Government plans to steer students from poor families to vocational sub-degrees courses while capping the number of places available for them on honours degrees could lead to a two-tier system, a leading Labour MP warned this week, writes Alan Thomson.

Barry Sheerman, chairman of the education and skills select committee, attacked plans to change the funding of two-year foundation degrees in such a way that could make it harder for students to trade up to a full degree and that could create an educational apartheid.

There was little point in calling them foundation degrees if they did not provide the basis for progression to a full degree, he said.

He told The THES : "It is a dangerous development. If you build in rigidity and start creating barriers between foundation degrees and progression, you do something very serious - you start creating a two-tier system."

Higher education minister Margaret Hodge told the select committee on Monday that the government was minded to change the funding mechanism under which universities must offer foundation-degree students a place on an honours degree course.

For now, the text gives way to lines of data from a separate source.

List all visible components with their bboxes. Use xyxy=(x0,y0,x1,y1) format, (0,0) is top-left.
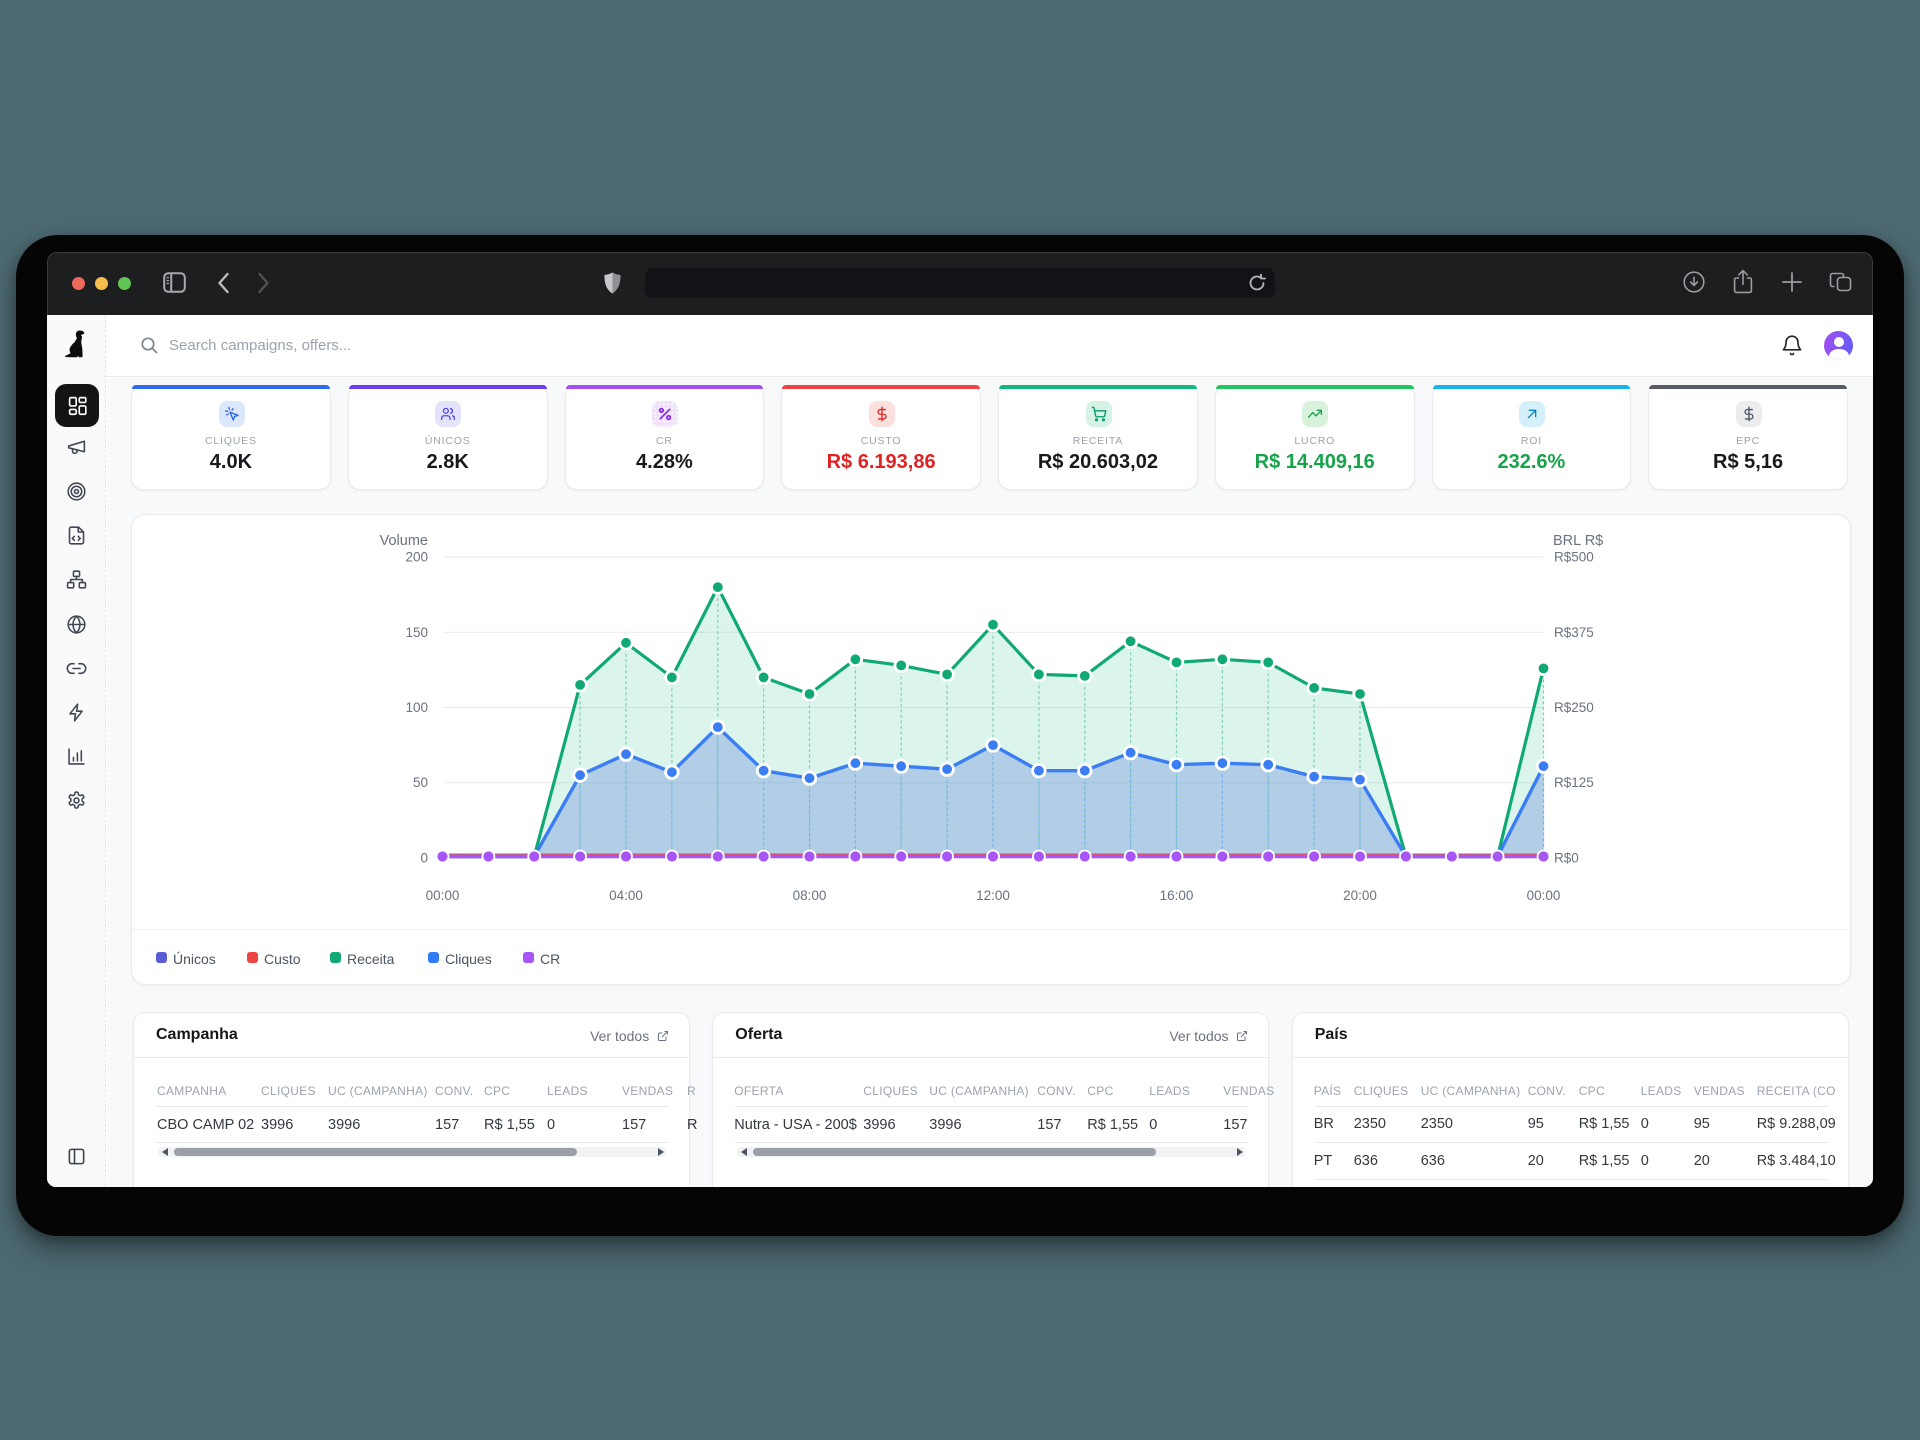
svg-text:R$500: R$500 xyxy=(1554,550,1594,565)
svg-text:R$0: R$0 xyxy=(1554,851,1579,866)
svg-text:08:00: 08:00 xyxy=(793,888,827,903)
svg-text:16:00: 16:00 xyxy=(1160,888,1194,903)
svg-text:00:00: 00:00 xyxy=(1527,888,1561,903)
svg-text:04:00: 04:00 xyxy=(609,888,643,903)
svg-text:200: 200 xyxy=(405,550,428,565)
svg-text:R$375: R$375 xyxy=(1554,625,1594,640)
svg-text:12:00: 12:00 xyxy=(976,888,1010,903)
svg-text:00:00: 00:00 xyxy=(426,888,460,903)
svg-text:50: 50 xyxy=(413,775,428,790)
svg-text:R$125: R$125 xyxy=(1554,775,1594,790)
svg-text:100: 100 xyxy=(405,700,428,715)
svg-text:150: 150 xyxy=(405,625,428,640)
svg-text:Volume: Volume xyxy=(380,533,428,549)
svg-text:0: 0 xyxy=(420,851,428,866)
svg-text:20:00: 20:00 xyxy=(1343,888,1377,903)
svg-text:BRL R$: BRL R$ xyxy=(1553,533,1603,549)
svg-text:R$250: R$250 xyxy=(1554,700,1594,715)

She said: "What we are now reflecting on is that, if we want to push foundation degrees as qualifications in their own right, should that compulsory feature remain. We do not want to stop people developing (a foundation degree) into an honours degree if they so wish. But it is a degree in its own right, not a stepping stone."

The government has confirmed that almost all of the extra students to be recruited over the next three years will study for foundation degrees, with little growth in honours degree places. At the same time, the government plans to increase the number of higher education students from poor backgrounds.

Liz Allen, national higher education official for lecturers' union Natfhe, which was among the organisations giving evidence to the committee on Wednesday, was asked by Mr Sheerman if she was aware of the government's plans. Ms Allen said: "I would be staggered if that was the case."

Later Roderick Floud, president of Universities UK, told the committee it was alarming news.